Cotangent expansion to compute infinite products

Question

At the end of class my professor remarked that the infinite product expansion of cotangent, $$\text{cot}(z)=\frac{1}{z}+\prod \frac{2z}{z^2-n^2\pi^2}$$ can be used to compute infinite products like $\prod \frac{1}{n^2+1}$,$\prod \frac{1}{n^2+a^2}$. I'm assuming I'd substitute in some value for $z$ and the whole thing would pop up.
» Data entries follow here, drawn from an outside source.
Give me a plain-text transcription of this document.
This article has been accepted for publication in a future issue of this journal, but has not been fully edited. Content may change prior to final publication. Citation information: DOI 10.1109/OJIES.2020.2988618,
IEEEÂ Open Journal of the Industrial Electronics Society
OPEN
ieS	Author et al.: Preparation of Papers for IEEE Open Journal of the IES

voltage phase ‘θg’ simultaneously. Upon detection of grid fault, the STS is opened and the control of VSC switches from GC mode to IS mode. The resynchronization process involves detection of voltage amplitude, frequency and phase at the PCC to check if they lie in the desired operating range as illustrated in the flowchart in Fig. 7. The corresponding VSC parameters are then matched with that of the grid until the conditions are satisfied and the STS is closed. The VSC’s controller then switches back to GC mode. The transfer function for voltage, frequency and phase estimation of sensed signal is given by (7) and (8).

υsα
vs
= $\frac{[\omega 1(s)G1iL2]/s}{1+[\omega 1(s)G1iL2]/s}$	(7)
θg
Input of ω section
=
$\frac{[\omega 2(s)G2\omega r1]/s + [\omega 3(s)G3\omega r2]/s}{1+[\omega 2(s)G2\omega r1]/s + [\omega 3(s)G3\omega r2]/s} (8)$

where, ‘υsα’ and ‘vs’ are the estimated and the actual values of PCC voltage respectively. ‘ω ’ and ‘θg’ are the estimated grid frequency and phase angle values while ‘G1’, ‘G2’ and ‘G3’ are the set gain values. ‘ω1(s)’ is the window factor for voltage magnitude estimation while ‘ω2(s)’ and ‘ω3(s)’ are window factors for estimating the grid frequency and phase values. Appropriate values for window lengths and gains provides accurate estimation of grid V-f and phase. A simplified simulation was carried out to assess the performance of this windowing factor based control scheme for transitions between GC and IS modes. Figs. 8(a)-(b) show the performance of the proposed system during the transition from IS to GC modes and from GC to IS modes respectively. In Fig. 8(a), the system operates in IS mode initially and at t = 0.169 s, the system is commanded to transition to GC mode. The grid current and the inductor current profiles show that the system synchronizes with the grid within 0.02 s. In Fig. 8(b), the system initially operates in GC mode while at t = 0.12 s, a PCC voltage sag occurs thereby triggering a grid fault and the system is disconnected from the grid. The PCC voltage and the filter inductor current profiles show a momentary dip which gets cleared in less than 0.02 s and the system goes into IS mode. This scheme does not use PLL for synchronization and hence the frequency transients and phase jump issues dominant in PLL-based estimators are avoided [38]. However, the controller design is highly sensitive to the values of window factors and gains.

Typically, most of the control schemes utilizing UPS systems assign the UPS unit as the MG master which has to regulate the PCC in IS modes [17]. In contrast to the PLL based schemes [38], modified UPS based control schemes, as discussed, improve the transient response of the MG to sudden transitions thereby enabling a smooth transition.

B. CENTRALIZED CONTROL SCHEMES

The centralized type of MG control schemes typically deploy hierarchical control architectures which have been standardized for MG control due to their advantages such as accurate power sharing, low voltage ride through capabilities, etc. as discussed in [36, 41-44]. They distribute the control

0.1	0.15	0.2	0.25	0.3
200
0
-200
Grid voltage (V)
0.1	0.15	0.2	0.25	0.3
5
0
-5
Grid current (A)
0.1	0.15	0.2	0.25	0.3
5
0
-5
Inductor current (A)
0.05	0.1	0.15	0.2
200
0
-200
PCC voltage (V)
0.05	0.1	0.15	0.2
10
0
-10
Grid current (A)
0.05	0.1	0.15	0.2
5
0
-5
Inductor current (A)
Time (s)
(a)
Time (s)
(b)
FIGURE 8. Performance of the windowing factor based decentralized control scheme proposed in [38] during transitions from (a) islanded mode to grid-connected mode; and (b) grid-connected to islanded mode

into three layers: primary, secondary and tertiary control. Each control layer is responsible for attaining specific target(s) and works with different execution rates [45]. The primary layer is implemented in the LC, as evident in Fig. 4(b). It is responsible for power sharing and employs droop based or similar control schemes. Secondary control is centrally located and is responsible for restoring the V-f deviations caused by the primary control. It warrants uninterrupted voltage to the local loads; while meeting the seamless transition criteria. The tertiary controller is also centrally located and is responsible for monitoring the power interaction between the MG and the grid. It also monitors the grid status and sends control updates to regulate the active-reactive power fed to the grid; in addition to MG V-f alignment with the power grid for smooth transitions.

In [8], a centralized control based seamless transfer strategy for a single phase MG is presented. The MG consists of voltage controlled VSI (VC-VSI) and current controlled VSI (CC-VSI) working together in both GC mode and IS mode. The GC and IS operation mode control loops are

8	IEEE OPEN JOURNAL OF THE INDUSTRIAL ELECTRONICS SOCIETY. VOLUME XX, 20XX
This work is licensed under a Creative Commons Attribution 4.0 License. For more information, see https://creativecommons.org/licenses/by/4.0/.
But, I can't figure out how to get rid of the negative sign and its driving me crazy.

Answer 1

Let $z = \pi i a$. Then

\begin{align*} \cot (\pi i a) &= \frac{1}{\pi i a} + \prod \frac{2\pi i a}{i^2 \pi^2 a^2 - n^2 \pi^2}\\ - i \coth (\pi a) &= - \frac{i}{\pi a} - \frac{2 i a}{\pi} \prod \frac{1}{a^2 + n^2}\\ \frac{2 a}{\pi} \prod \frac{1}{a^2 + n^2} &= \coth (\pi a) - \frac{1}{\pi a} \\ \prod \frac{1}{a^2 + n^2} &= \frac{\pi}{2a} \coth (\pi a) - \frac{1}{2 a^2}. \end{align*}

Answer 2

For infinite products you should be using the identity $$\sin z=z\prod_{n=1}^\infty\left(1-\frac{z^2}{n^2\pi^2}\right).$$ This is equivalent to your cotangent identity: if you note that $$\frac{d}{dz}\ln\sin z=\cot z=\frac1z+\sum_{n=1}^\infty\frac{2z}{z^2-n^2\pi^2}$$ and integrate termwise carefully, you get a sum for $\ln\sin z$ and then the above product for the sine. Replacing $z$ by $iz$ gives $$\sinh z=z\prod_{n=1}^\infty\left(1+\frac{z^2}{n^2\pi^2}\right).$$ As an example, $z=\pi$ now gives $$\sinh\pi=\pi\prod_{n=1}^\infty\frac{1+n^2}{n^2}.$$ That gives $$\prod_{n=1}^\infty\frac{n^2}{1+n^2}=\frac{\pi}{\sinh\pi}$$ etc. (Of course $\prod 1/(n^2+1)^2=0$).